At home and at school.  Children come in many shapes and sizes, but school desks and chairs do not – ensure your child is sitting properly and comfortably at school.  Children spend a lot of time sitting in schools.  It’s useful to remind them to sit fully into the chair with a straight back and not to perch on the edge.  We recommend checking your child’s posture when they are wearing their school bag.  Your child shouldn’t be leaning forward or slouching, if they are then it’s likely they are carrying too much, have packed their bag incorrectly or aren’t using a supportive backpack style bag.

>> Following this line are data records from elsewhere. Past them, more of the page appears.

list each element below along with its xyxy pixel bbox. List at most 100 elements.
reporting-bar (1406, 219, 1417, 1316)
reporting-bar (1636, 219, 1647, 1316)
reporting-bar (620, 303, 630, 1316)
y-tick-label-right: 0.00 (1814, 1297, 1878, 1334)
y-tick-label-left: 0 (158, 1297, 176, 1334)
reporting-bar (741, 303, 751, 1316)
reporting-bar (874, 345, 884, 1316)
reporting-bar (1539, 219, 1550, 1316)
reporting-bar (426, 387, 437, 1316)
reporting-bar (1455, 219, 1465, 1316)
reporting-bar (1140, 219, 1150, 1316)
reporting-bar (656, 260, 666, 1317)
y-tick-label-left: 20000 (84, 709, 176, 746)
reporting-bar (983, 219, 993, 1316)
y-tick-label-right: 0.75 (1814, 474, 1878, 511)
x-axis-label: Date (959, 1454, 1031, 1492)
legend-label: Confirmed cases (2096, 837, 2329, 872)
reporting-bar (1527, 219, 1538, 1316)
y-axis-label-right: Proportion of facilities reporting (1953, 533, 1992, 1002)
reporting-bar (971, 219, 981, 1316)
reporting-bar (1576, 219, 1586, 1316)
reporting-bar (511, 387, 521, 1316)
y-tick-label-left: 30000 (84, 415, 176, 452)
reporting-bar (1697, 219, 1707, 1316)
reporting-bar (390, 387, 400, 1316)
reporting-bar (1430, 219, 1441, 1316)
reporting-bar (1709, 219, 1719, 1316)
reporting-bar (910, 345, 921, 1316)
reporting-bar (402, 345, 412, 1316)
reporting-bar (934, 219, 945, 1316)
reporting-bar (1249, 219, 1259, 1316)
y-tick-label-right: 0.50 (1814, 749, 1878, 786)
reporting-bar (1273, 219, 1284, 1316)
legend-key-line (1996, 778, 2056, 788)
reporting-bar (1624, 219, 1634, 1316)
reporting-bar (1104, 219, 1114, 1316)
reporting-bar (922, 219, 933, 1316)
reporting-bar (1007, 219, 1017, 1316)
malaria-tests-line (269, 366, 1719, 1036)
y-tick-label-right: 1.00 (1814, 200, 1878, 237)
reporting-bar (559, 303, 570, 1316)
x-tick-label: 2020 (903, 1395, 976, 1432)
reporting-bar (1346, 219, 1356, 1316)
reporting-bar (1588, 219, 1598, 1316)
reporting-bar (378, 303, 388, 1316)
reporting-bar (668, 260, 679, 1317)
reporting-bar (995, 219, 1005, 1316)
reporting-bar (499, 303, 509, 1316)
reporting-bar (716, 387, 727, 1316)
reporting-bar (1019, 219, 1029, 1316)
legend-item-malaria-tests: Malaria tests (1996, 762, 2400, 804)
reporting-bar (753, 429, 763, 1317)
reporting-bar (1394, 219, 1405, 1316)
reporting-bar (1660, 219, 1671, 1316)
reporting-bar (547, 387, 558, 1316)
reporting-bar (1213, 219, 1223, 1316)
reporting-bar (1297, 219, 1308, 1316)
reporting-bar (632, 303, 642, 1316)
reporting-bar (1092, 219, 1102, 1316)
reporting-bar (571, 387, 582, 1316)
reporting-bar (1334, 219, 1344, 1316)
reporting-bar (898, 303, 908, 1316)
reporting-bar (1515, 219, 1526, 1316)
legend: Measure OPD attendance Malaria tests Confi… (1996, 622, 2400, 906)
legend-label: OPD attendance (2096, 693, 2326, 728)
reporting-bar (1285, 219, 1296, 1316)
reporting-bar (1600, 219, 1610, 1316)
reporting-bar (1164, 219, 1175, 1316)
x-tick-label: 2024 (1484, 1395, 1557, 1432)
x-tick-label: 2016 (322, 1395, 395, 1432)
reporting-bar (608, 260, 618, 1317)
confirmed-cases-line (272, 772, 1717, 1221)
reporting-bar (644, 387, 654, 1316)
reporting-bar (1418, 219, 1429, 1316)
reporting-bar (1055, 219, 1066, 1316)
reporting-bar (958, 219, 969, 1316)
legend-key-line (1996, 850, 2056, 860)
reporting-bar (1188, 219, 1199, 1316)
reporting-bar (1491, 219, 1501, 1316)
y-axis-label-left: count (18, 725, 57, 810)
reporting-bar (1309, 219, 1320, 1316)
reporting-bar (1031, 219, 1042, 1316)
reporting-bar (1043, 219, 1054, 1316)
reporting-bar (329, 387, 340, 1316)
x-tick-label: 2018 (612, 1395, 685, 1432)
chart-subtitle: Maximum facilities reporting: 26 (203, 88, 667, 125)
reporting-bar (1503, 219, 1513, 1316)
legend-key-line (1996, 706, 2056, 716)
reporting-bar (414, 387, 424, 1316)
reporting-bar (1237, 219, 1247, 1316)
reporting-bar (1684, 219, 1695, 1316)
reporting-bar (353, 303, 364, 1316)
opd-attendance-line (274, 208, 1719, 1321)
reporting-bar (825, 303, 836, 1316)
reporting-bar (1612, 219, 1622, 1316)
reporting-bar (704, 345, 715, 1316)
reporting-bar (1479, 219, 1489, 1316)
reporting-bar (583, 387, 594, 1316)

7.  Encourage your child to keep mobile and active

An inactive lifestyle is a major contributor to the development of back pain, not to mention obesity.   It is widely acknowledged that undertaking regular physical activity will help your child stay fit and healthy in addition to strengthening core muscles that support the spine.  Take advantage of active family pursuits such as walking, running, swimming, cycling etc as these will all help to reduce the risk of developing back pain.  There are also many hobbies that promote and encourage good posture such as dance, yoga, martial arts and drama.

8.  Limit screen time

Looking down to use smart phones, tablets and laptops for an extended period of time can pull the back and neck into an unnatural posture, resulting in pain.  It’s a good idea to limit the amount of time using such devices and encouraging regular breaks away, ideally at least every 20 minutes.  If your child regularly uses a laptop for their homework, you might want to consider purchasing a laptop elevator to raise the screen to a height that allows them to sit up straight to look at the screen rather than constantly looking down.

9.  Ensure your child wears good footwear

Perhaps not an obvious consideration when you think about preventing back pain but this is often an issue for fashion conscious girls who want to wear a high heels.  The elevation can cause the calf muscles to shorten and push the body forward which is often compensated by leaning backwards to maintain balance.  This in turn can increase the lower back curvature and cause pain.  It’s important for children to wear correctly fitted shoes which are relatively flat to support their posture.

10.  Seek professional advice if needed

Finally, you should encourage your children to talk to you if they experience any back pain or discomfort.   if your child does complain of any back pain, it is important to seek advice from qualified professional, such as an osteopath who can help to establish the cause of the problem and provide advice on appropriate treatment.